5. Kanonische Texte: Jede Menge, sogar in filmischer Form (etwa Claude Lanzmanns Shoah, Frankreich 1985).

6. Festtage: Offiziell wird der Holocaust als zentrale Erscheinung des Gedenkens an die Opfer des Nationalsozialismus am 27. Jänner (Befreiung von Auschwitz) gefeiert. Insbesondere in Deutschland kreist das Jahr auch um den 9. November (Reichskristallnacht). In Berlin wird sogar der 28. Februar (Fabrikaktion) festlich begangen. Mit den Festtagen hängt das Ritual eng zusammen.

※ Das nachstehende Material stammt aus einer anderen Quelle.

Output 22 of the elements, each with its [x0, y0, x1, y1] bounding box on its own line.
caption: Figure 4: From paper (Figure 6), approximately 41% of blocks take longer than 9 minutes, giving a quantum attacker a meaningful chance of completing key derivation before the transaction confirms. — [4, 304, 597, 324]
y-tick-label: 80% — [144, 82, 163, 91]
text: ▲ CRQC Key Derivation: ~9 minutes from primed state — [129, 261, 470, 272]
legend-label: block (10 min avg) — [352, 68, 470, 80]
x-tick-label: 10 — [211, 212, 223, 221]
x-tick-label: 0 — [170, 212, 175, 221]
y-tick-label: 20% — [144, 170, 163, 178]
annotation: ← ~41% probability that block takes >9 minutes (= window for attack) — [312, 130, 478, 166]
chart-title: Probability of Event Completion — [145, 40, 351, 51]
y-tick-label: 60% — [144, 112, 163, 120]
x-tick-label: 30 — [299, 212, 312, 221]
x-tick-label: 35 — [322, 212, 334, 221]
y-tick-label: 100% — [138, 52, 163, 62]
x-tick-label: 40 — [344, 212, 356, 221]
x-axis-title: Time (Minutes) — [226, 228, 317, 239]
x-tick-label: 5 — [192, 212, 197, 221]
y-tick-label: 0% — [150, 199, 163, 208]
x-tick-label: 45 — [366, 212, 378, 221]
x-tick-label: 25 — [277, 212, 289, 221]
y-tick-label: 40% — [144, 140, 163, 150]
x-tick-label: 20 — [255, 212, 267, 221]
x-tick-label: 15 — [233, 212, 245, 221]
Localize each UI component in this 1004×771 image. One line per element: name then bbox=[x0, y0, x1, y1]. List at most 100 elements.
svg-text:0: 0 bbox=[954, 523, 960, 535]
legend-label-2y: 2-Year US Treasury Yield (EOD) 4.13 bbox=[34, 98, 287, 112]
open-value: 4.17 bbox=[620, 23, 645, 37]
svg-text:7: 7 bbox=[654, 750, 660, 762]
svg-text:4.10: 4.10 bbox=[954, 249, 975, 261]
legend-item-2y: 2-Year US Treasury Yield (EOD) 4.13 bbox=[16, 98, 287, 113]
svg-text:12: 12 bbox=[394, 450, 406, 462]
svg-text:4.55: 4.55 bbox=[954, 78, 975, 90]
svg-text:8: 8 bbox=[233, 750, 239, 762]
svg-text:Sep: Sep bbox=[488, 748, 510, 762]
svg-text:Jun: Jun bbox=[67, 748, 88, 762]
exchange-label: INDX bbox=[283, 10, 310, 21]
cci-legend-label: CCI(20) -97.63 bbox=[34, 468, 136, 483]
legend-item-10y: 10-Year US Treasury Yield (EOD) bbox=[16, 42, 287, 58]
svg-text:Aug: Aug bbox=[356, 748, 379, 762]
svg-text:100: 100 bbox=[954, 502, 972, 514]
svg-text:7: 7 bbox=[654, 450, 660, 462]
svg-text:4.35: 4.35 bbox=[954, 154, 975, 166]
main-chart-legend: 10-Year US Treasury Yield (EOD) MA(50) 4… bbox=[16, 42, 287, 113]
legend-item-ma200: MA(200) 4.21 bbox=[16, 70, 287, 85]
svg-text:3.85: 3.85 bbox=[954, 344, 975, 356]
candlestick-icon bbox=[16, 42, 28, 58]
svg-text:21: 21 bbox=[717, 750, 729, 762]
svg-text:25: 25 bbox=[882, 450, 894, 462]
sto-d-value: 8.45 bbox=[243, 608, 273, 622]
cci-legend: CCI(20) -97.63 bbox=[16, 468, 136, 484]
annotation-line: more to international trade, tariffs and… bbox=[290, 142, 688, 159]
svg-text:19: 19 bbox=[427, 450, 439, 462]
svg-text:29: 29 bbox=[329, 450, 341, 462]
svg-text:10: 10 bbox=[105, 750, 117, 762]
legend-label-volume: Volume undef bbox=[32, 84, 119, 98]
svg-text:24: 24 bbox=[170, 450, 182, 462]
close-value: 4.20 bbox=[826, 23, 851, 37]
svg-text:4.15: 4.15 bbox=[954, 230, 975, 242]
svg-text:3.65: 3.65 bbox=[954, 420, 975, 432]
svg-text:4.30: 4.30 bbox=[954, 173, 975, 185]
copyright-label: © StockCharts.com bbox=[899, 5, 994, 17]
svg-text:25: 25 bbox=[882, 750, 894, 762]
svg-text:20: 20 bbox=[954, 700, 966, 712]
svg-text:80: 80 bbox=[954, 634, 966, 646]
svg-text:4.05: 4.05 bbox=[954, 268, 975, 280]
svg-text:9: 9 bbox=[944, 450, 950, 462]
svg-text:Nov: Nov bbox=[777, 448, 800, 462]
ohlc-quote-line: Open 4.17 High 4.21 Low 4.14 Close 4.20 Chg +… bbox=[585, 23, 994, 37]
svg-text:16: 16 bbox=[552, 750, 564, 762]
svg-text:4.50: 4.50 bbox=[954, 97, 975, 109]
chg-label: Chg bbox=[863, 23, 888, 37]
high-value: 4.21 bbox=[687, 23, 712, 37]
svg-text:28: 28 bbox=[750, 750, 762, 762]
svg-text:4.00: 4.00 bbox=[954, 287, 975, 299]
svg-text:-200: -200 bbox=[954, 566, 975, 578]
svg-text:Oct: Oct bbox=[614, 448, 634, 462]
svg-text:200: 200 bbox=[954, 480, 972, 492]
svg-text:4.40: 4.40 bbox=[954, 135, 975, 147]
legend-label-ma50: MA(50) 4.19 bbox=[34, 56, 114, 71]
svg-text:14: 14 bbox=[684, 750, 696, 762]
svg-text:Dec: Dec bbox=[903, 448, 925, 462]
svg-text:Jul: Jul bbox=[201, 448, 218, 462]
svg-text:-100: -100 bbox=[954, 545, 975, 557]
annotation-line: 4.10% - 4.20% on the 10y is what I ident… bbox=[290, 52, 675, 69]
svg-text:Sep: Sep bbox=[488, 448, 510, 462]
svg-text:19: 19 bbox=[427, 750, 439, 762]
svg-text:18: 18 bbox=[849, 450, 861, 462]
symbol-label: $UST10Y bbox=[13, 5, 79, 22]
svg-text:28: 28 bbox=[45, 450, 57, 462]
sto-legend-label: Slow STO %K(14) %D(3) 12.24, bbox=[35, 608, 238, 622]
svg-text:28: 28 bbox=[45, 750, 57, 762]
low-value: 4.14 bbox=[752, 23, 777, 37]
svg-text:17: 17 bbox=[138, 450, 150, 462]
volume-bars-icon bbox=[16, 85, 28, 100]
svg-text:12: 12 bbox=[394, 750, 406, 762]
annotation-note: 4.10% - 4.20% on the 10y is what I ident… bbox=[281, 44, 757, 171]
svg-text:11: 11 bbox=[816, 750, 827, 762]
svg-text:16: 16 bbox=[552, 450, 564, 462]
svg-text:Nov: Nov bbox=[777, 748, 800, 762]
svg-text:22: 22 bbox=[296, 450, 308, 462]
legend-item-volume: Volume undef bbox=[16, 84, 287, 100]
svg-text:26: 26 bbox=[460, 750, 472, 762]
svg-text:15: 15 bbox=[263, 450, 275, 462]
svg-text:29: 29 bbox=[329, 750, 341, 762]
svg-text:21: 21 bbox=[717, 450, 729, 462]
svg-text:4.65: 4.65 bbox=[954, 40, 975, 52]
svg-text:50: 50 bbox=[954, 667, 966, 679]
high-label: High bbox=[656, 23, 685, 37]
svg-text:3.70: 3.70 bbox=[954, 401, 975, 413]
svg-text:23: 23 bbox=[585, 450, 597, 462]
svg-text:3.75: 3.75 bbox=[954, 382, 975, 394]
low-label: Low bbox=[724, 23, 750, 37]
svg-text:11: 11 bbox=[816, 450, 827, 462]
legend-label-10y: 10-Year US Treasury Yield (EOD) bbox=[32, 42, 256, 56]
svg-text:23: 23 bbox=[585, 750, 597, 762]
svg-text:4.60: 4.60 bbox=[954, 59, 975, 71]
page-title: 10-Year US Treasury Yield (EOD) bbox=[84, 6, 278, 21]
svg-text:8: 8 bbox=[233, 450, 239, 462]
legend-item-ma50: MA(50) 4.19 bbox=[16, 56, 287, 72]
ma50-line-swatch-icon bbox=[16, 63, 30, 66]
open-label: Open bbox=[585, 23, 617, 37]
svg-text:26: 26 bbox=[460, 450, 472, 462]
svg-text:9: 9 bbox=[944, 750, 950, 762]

7. Gaben: Die Heiligtümer und die theologischen Seminare müssen ja finanziert werden, sei es durch Steuergelder oder auch durch freiwillige Spenden.

8. Geistlichkeit: Und zwar hierarchisiert, von den Wärtern in den Heiligtümern über die Guides als Vermittler des Katechismus bis hin zu den oberpriestlichen Forschern und Dozenten. Der ganze Klerus lebt praktisch von den Gaben, die die Gesellschaft dem Holocaustkult entrichtet.

9. Monopol auf die legitime Interpretation: Wie überall geht es auch bei dieser Religion vornehmlich um Macht, die die Priester- und Levitenzunft nicht zuletzt auch zur Bewahrung der finanziellen Basis benötigt. Anders Denkende werden mithin, wie damals von der katholischen Kirche, zum Schutze des eigenen Kultgegenstandes durch dogmatische Gesetzgebung verfolgt (vgl. David Irving, Ernst Zündel).

Soweit die Skizze. Und jetzt: eure Kritik daran?

Nachtrag [10.03.2008]:

10. Internationalismus bzw. Ökumenismus: Im Gegensatz zu nationalstaatlichen Zivilreligionen ist die Ausbreitung des Holocaustkultes nicht geographisch - und schon gar nicht ethnisch oder konfessionell beschränkt. Ganz im Gegenteil: Der Klerus erhebt Anspruch auf "Katholizismus" im wahrsten Sinne des Wortes (alle betreffend, alles umfassend); der Kult wird demzufolge immer weiter verbreitet; es entstehen dort neue Heiligtümer, wo es bis vor kurzem noch keine gegeben hat (z. B. in Washington D.C., Paris, Berlin, Warschau und an unglaublich vielen anderen Orten); seine heiligen Texte erfreuen sich, insbesondere in filmischer Form, grenzüberschreitender Rezeption; und auch seine Feste, vor allem der 27. Jänner, werden international gefeiert.